Emotional intelligence guru Daniel Goleman's latest book strikes a chord with Gerald Haigh.
I've recently been in a position to observe a head as he's dealt with the effects on his school of the grave illness of a long-serving and much-loved teacher. To see him thoughtfully working his way through this - searching inside himself for what to say and write to colleagues, children and parents; balancing the desire to be positive with the need to avoid raising false hopes; always self-questioning ("that seemed the right thing to do, don't you think?") - has been a privilege, because I know I couldn't have done it nearly as well. The reason, I'm sure, is that he knows instinctively what Daniel Goleman says in his latest book: that "great leadership works through the emotions".
Goleman gives his own example of a leader tackling a crisis. Of Mark Loehr, manager of a US firm that lost people on September 11, he writes: "Over the following days Loehr was there as people wept together. Every night at 9.45 he sent out an email to the entire company about the personal side of the ongoing eventsI even if they get everything else just right, if leaders fail in this primal task of driving emotions in the right direction, nothing they do will work as well as it could".
Some people will say that Goleman, starting with his landmark book Emotional Intelligence in 1995, has been telling us nothing we don't know. But that's one of his strengths. Thirty years ago I learned from an elderly professor of philosophy at Birmingham University that the best poems, stories, lectures and books hold up before us the things with which, deep down, we are familiar. He illustrated the point one day by sitting back and growling the opening of the old and oft-recorded jazz standard "Don't Get Around Much Anymore": "Missed the Saturday dance Heard they crowded the floor Couldn't bear it without you Don't get around much anymore." Four short lines that, to those in whom they evoke instant recognition, are worth a whole treatise on the nature of unrequited love.
So, when Goleman says, as he did in one of his many interviews, "Emotional intelligence is a different way of being smart. It includes knowing what your feelings are and using your feelings to make good decisions in life," you recognise that it's what you as a citizen, a parent or a teacher have been feeling in your bones throughout your adult life.
How many times have we met the clever person who cannot get on with other people, or bring up children, or teach them, or even deal with his or her own feelings?

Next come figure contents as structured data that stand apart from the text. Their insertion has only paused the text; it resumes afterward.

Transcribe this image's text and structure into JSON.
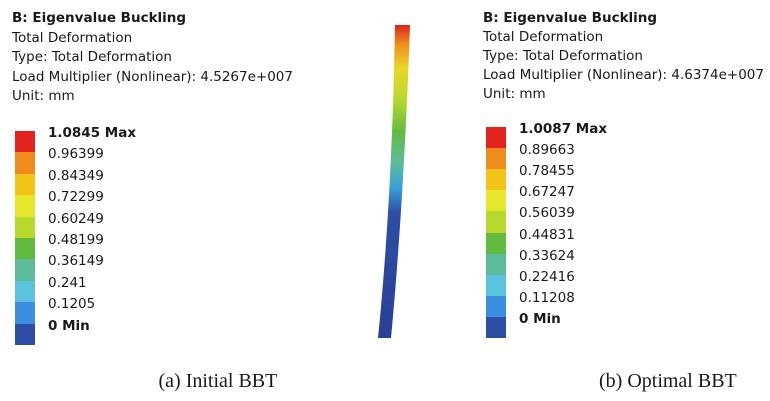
{
  "panels": [
    {
      "header": [
        "B: Eigenvalue Buckling",
        "Total Deformation",
        "Type: Total Deformation",
        "Load Multiplier (Nonlinear): 4.5267e+007",
        "Unit: mm"
      ],
      "legend": [
        "1.0845 Max",
        "0.96399",
        "0.84349",
        "0.72299",
        "0.60249",
        "0.48199",
        "0.36149",
        "0.241",
        "0.1205",
        "0 Min"
      ],
      "caption": "(a) Initial BBT"
    },
    {
      "header": [
        "B: Eigenvalue Buckling",
        "Total Deformation",
        "Type: Total Deformation",
        "Load Multiplier (Nonlinear): 4.6374e+007",
        "Unit: mm"
      ],
      "legend": [
        "1.0087 Max",
        "0.89663",
        "0.78455",
        "0.67247",
        "0.56039",
        "0.44831",
        "0.33624",
        "0.22416",
        "0.11208",
        "0 Min"
      ],
      "caption": "(b) Optimal BBT"
    }
  ]
}
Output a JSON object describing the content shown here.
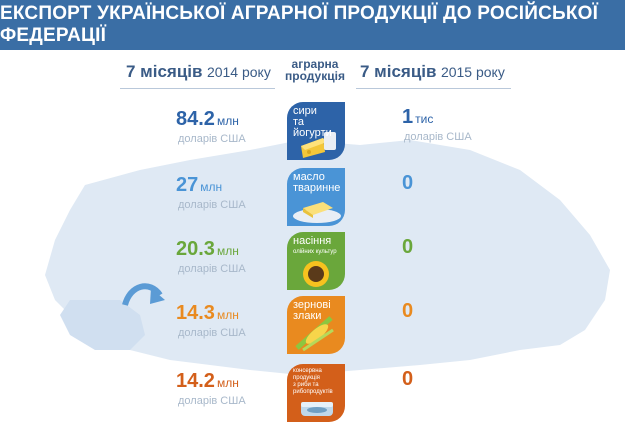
{
  "title": "ЕКСПОРТ УКРАЇНСЬКОЇ АГРАРНОЇ ПРОДУКЦІЇ ДО РОСІЙСЬКОЇ ФЕДЕРАЦІЇ",
  "header": {
    "left_period_bold": "7 місяців",
    "left_year": "2014 року",
    "middle_line1": "аграрна",
    "middle_line2": "продукція",
    "right_period_bold": "7 місяців",
    "right_year": "2015 року"
  },
  "rows": [
    {
      "product_line1": "сири",
      "product_line2": "та йогурти",
      "product_line3": "",
      "val_2014": "84.2",
      "unit_2014": "млн",
      "sub_2014": "доларів США",
      "val_2015": "1",
      "unit_2015": "тис",
      "sub_2015": "доларів США",
      "color": "#2d63a8",
      "icon": "cheese-icon"
    },
    {
      "product_line1": "масло",
      "product_line2": "тваринне",
      "product_line3": "",
      "val_2014": "27",
      "unit_2014": "млн",
      "sub_2014": "доларів США",
      "val_2015": "0",
      "unit_2015": "",
      "sub_2015": "",
      "color": "#4a94d6",
      "icon": "butter-icon"
    },
    {
      "product_line1": "насіння",
      "product_line2": "олійних культур",
      "product_line3": "",
      "val_2014": "20.3",
      "unit_2014": "млн",
      "sub_2014": "доларів США",
      "val_2015": "0",
      "unit_2015": "",
      "sub_2015": "",
      "color": "#6aa73b",
      "icon": "sunflower-icon"
    },
    {
      "product_line1": "зернові",
      "product_line2": "злаки",
      "product_line3": "",
      "val_2014": "14.3",
      "unit_2014": "млн",
      "sub_2014": "доларів США",
      "val_2015": "0",
      "unit_2015": "",
      "sub_2015": "",
      "color": "#e98a1f",
      "icon": "wheat-icon"
    },
    {
      "product_line1": "консервна продукція",
      "product_line2": "з риби та",
      "product_line3": "рибопродуктів",
      "val_2014": "14.2",
      "unit_2014": "млн",
      "sub_2014": "доларів США",
      "val_2015": "0",
      "unit_2015": "",
      "sub_2015": "",
      "color": "#d35f1a",
      "icon": "fish-can-icon"
    }
  ]
}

Goleman wasn't the first academic to try to identify and define those vital "other" abilities. The pioneering psychologist Edward Thorndike was in 1920 already defining "social intelligence" as "the ability to understand and manage men and women, boys and girls to act wisely in human relations".
Arguably, too, the work of Howard Gardner in the Eighties, on multiple intelligences, foreshadows that of Goleman.
But what does it all mean for teachers? In some quarters, particularly in the United States, Goleman's ideas that "EI" can be observed very early, and that the skills can be taught, have given rise to emotional literacy programmes. The United Kingdom, too, has schools, such as Christchurch primary in Wiltshire, and Medlock primary in Manchester, where Goleman's work is specifically mentioned as influencing curriculum and pedagogy.
But others believe that tackling emotional intelligence by setting up teaching programmes under that name is only part of the story. Educational consultant Martin Skelton of Fieldwork Education, an expert on learning theory, says it's not just a matter of teaching emotional intelligence, but of "recognising the need to lead and teach in an emotionally intelligent way".
That being so - and given the lively current interest in the concept and practicalities of leadership in schools - the arrival of The New Leaders is pertinent and timely. Written in collaboration with colleagues Richard Boyatzis and Annie McKee, the book closely examines what it means to be an emotionally intelligent leader - self-aware, self-controlled, socially aware and able to manage relationships so as to bring out the best in people (all qualities, you'll notice, that have little to do with technical competence).
Self-awareness always comes first for Goleman; we all know people who aren't self-aware. Goleman gives examples, such as the manager who, by wanting to be seen as "in the know", was unable to see he caused only ill feeling by spreading uncertainty and rumour.
It's important to emphasise that emotionally intelligent leadership is more than a simple matter of being nice or democratic. There's a time, Goleman says, for clearing away dead wood, but he has many examples of managers who set out to turn an organisation around, only to make short-term gains at the expense of their companies' long-term health. Lessons there for those challenged to improve their schools.
This is a heartening, useful, encouraging book that will first confirm for good leaders that what they are doing is probably right, then give them more to think about. As consultant Martin Skelton puts it: "Goleman provides justification for those who have been criticised for working in the way he advocates, and gives a framework for those who want to try his approach. He is this generation's articulator of what we've always known to be true."